Prague Winter
- Author: Madeleine Albright
- Language: English
- Subject: History, World War II, Jewish families
- Genre: Autobiography
- Set in: Czech Republic
- Publisher: Harper
- Publication date: 24 April 2012
- Publication place: United States
- Media type: Print
- Pages: 480
- ISBN: 978-0062030313 (first edition, hardcover)
- OCLC: 757483836
- Dewey Decimal: 943.71/2033092
- LC Class: DB2207.A43

= Prague Winter =

2012 book by Madeleine Albright

Prague Winter: A Personal Story of Remembrance and War, 1937–1948 is an autobiographical book written by Madeleine Albright.
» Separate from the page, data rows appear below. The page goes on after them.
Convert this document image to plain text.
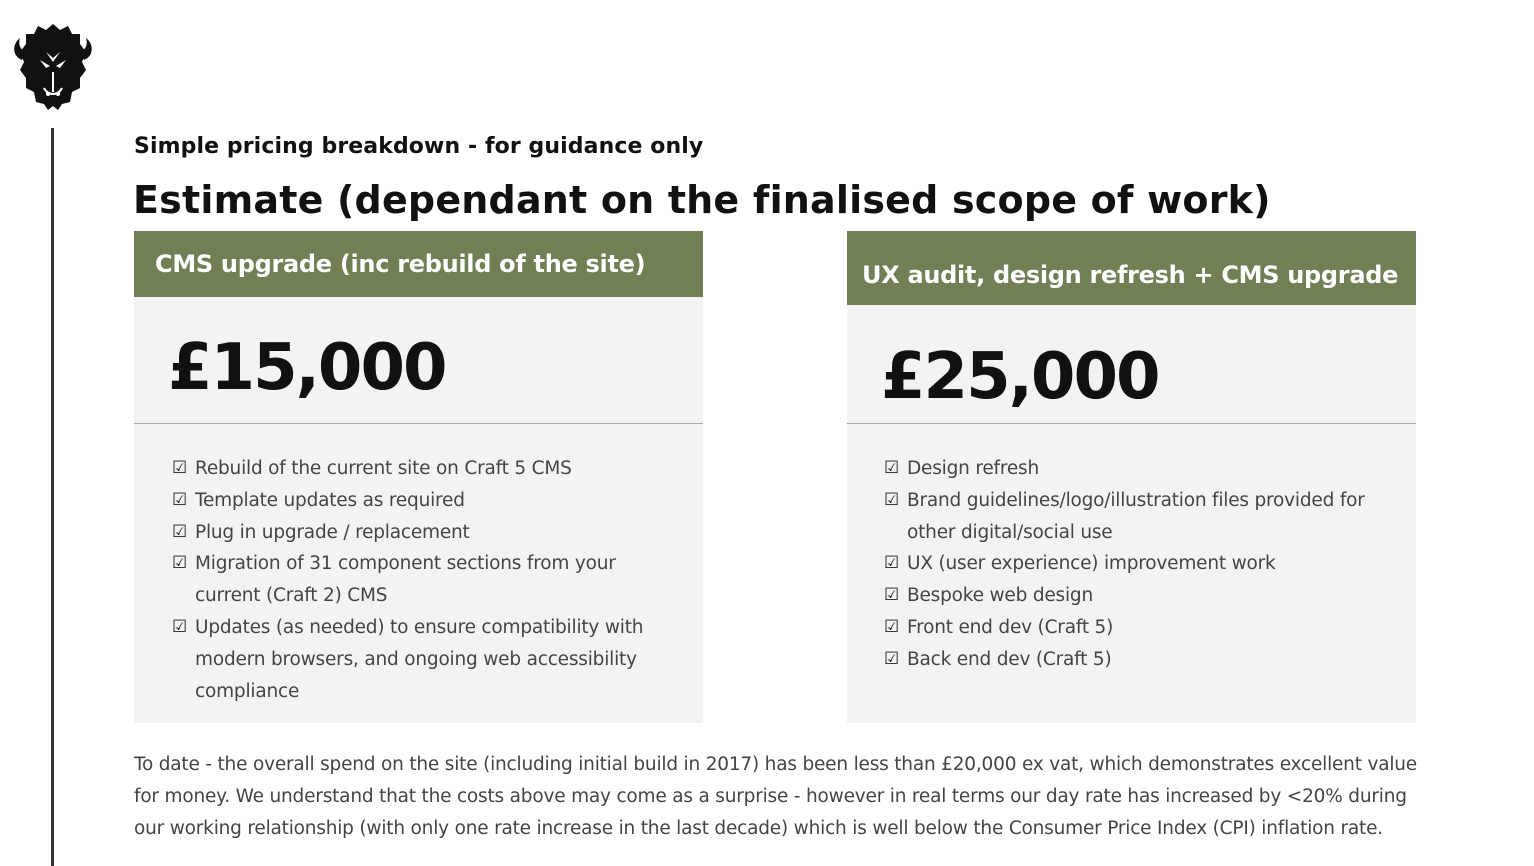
Simple pricing breakdown - for guidance only
Estimate (dependant on the finalised scope of work)
CMS upgrade (inc rebuild of the site)
£15,000
☑ Rebuild of the current site on Craft 5 CMS
☑ Template updates as required
☑ Plug in upgrade / replacement
☑ Migration of 31 component sections from your current (Craft 2) CMS
☑ Updates (as needed) to ensure compatibility with modern browsers, and ongoing web accessibility compliance
UX audit, design refresh + CMS upgrade
£25,000
☑ Design refresh
☑ Brand guidelines/logo/illustration files provided for other digital/social use
☑ UX (user experience) improvement work
☑ Bespoke web design
☑ Front end dev (Craft 5)
☑ Back end dev (Craft 5)
To date - the overall spend on the site (including initial build in 2017) has been less than £20,000 ex vat, which demonstrates excellent value for money. We understand that the costs above may come as a surprise - however in real terms our day rate has increased by <20% during our working relationship (with only one rate increase in the last decade) which is well below the Consumer Price Index (CPI) inflation rate.
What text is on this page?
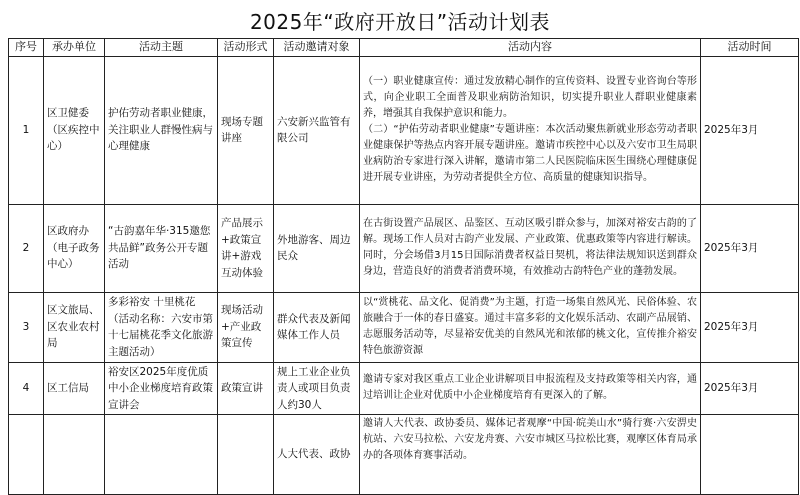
2025年“政府开放日”活动计划表
序号	承办单位	活动主题	活动形式	活动邀请对象	活动内容	活动时间
1	区卫健委（区疾控中心）	护佑劳动者职业健康，关注职业人群慢性病与心理健康	现场专题讲座	六安新兴监管有限公司	（一）职业健康宣传：通过发放精心制作的宣传资料、设置专业咨询台等形式，向企业职工全面普及职业病防治知识，切实提升职业人群职业健康素养，增强其自我保护意识和能力。
（二）“护佑劳动者职业健康”专题讲座：本次活动聚焦新就业形态劳动者职业健康保护等热点内容开展专题讲座。邀请市疾控中心以及六安市卫生局职业病防治专家进行深入讲解，邀请市第二人民医院临床医生围绕心理健康促进开展专业讲座，为劳动者提供全方位、高质量的健康知识指导。	2025年3月
2	区政府办（电子政务中心）	“古韵嘉年华·315邀您共品鲜”政务公开专题活动	产品展示+政策宣讲+游戏互动体验	外地游客、周边民众	在古街设置产品展区、品鉴区、互动区吸引群众参与，加深对裕安古韵的了解。现场工作人员对古韵产业发展、产业政策、优惠政策等内容进行解读。同时，分会场借3月15日国际消费者权益日契机，将法律法规知识送到群众身边，营造良好的消费者消费环境，有效推动古韵特色产业的蓬勃发展。	2025年3月
3	区文旅局、区农业农村局	多彩裕安 十里桃花（活动名称：六安市第十七届桃花季文化旅游主题活动）	现场活动+产业政策宣传	群众代表及新闻媒体工作人员	以“赏桃花、品文化、促消费”为主题，打造一场集自然风光、民俗体验、农旅融合于一体的春日盛宴。通过丰富多彩的文化娱乐活动、农副产品展销、志愿服务活动等，尽显裕安优美的自然风光和浓郁的桃文化，宣传推介裕安特色旅游资源	2025年3月
4	区工信局	裕安区2025年度优质中小企业梯度培育政策宣讲会	政策宣讲	规上工业企业负责人或项目负责人约30人	邀请专家对我区重点工业企业讲解项目申报流程及支持政策等相关内容，通过培训让企业对优质中小企业梯度培育有更深入的了解。	2025年3月
				人大代表、政协	邀请人大代表、政协委员、媒体记者观摩“中国·皖美山水”骑行赛·六安淠史杭站、六安马拉松、六安龙舟赛、六安市城区马拉松比赛，观摩区体育局承办的各项体育赛事活动。	
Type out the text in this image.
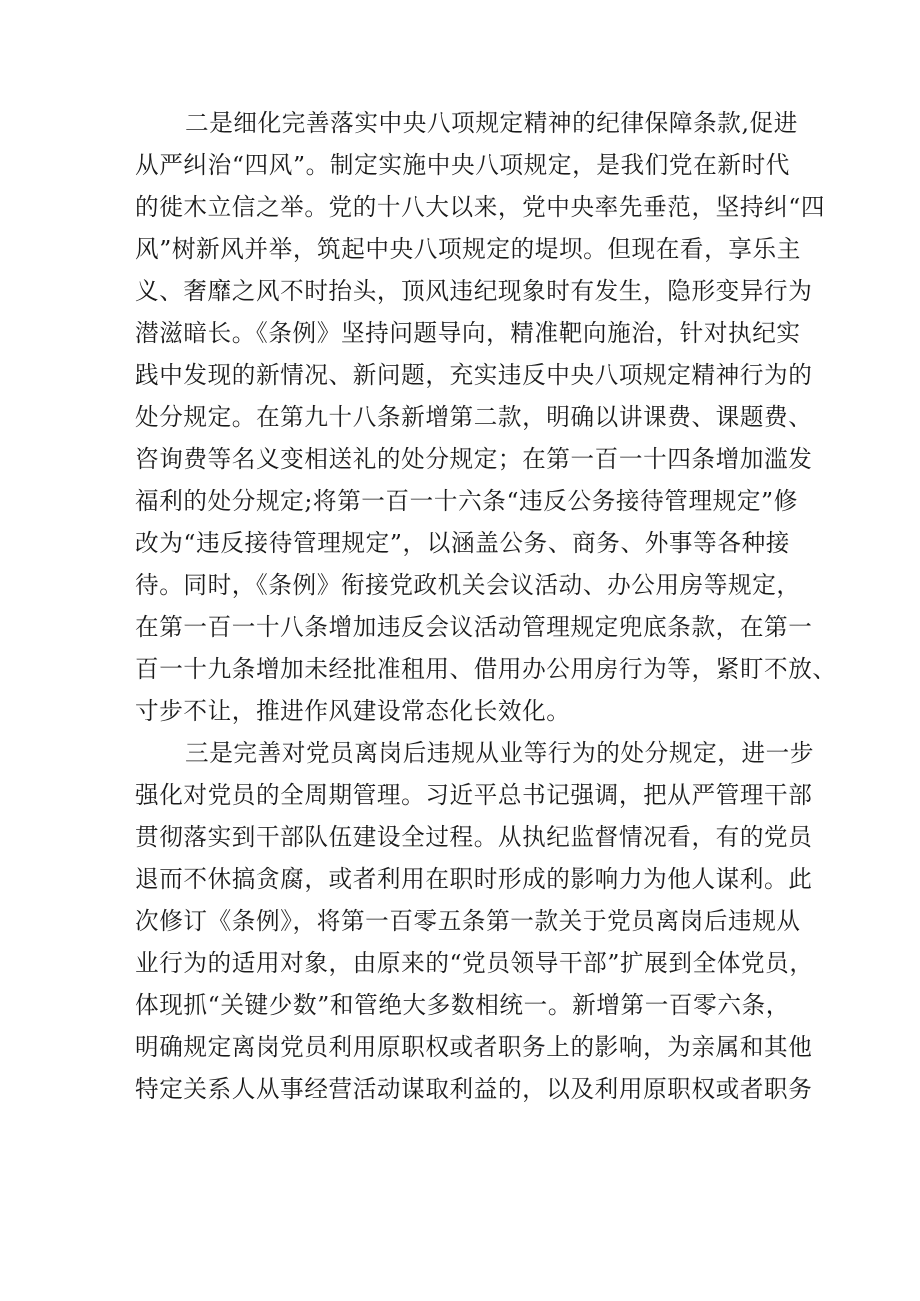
二是细化完善落实中央八项规定精神的纪律保障条款,促进
从严纠治“四风”。制定实施中央八项规定，是我们党在新时代
的徙木立信之举。党的十八大以来，党中央率先垂范，坚持纠“四
风”树新风并举，筑起中央八项规定的堤坝。但现在看，享乐主
义、奢靡之风不时抬头，顶风违纪现象时有发生，隐形变异行为
潜滋暗长。《条例》坚持问题导向，精准靶向施治，针对执纪实
践中发现的新情况、新问题，充实违反中央八项规定精神行为的
处分规定。在第九十八条新增第二款，明确以讲课费、课题费、
咨询费等名义变相送礼的处分规定；在第一百一十四条增加滥发
福利的处分规定;将第一百一十六条“违反公务接待管理规定”修
改为“违反接待管理规定”，以涵盖公务、商务、外事等各种接
待。同时，《条例》衔接党政机关会议活动、办公用房等规定，
在第一百一十八条增加违反会议活动管理规定兜底条款，在第一
百一十九条增加未经批准租用、借用办公用房行为等，紧盯不放、
寸步不让，推进作风建设常态化长效化。
三是完善对党员离岗后违规从业等行为的处分规定，进一步
强化对党员的全周期管理。习近平总书记强调，把从严管理干部
贯彻落实到干部队伍建设全过程。从执纪监督情况看，有的党员
退而不休搞贪腐，或者利用在职时形成的影响力为他人谋利。此
次修订《条例》，将第一百零五条第一款关于党员离岗后违规从
业行为的适用对象，由原来的“党员领导干部”扩展到全体党员，
体现抓“关键少数”和管绝大多数相统一。新增第一百零六条，
明确规定离岗党员利用原职权或者职务上的影响，为亲属和其他
特定关系人从事经营活动谋取利益的，以及利用原职权或者职务
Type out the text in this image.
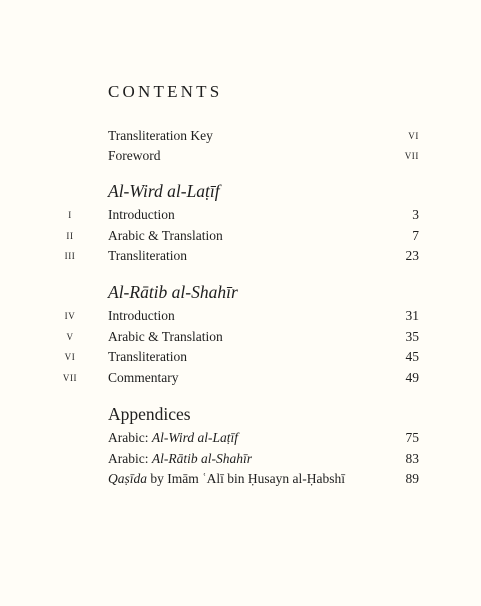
CONTENTS
Transliteration Key	VI
Foreword	VII
Al-Wird al-Laṭīf
I	Introduction	3
II	Arabic & Translation	7
III	Transliteration	23
Al-Rātib al-Shahīr
IV	Introduction	31
V	Arabic & Translation	35
VI	Transliteration	45
VII	Commentary	49
Appendices
Arabic: Al-Wird al-Laṭīf	75
Arabic: Al-Rātib al-Shahīr	83
Qaṣīda by Imām ʿAlī bin Ḥusayn al-Ḥabshī	89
The book was first published on 24 April 2012.

== Synopsis ==
This is Albright's autobiographical book. She was born in Prague, Czechoslovakia, in 1937. In this book she has narrated her childhood memories and experiences. Before she became 12 years old, she witnessed the Nazi invasion in Prague.

== Reviews ==
Los Angeles Times wrote in their review:
For American readers who may not be familiar with the legacy of Thomas and Jan Masaryk, this book provides enough sweeping history and close-up detail so that Jan's end, after the war, comes as a shock.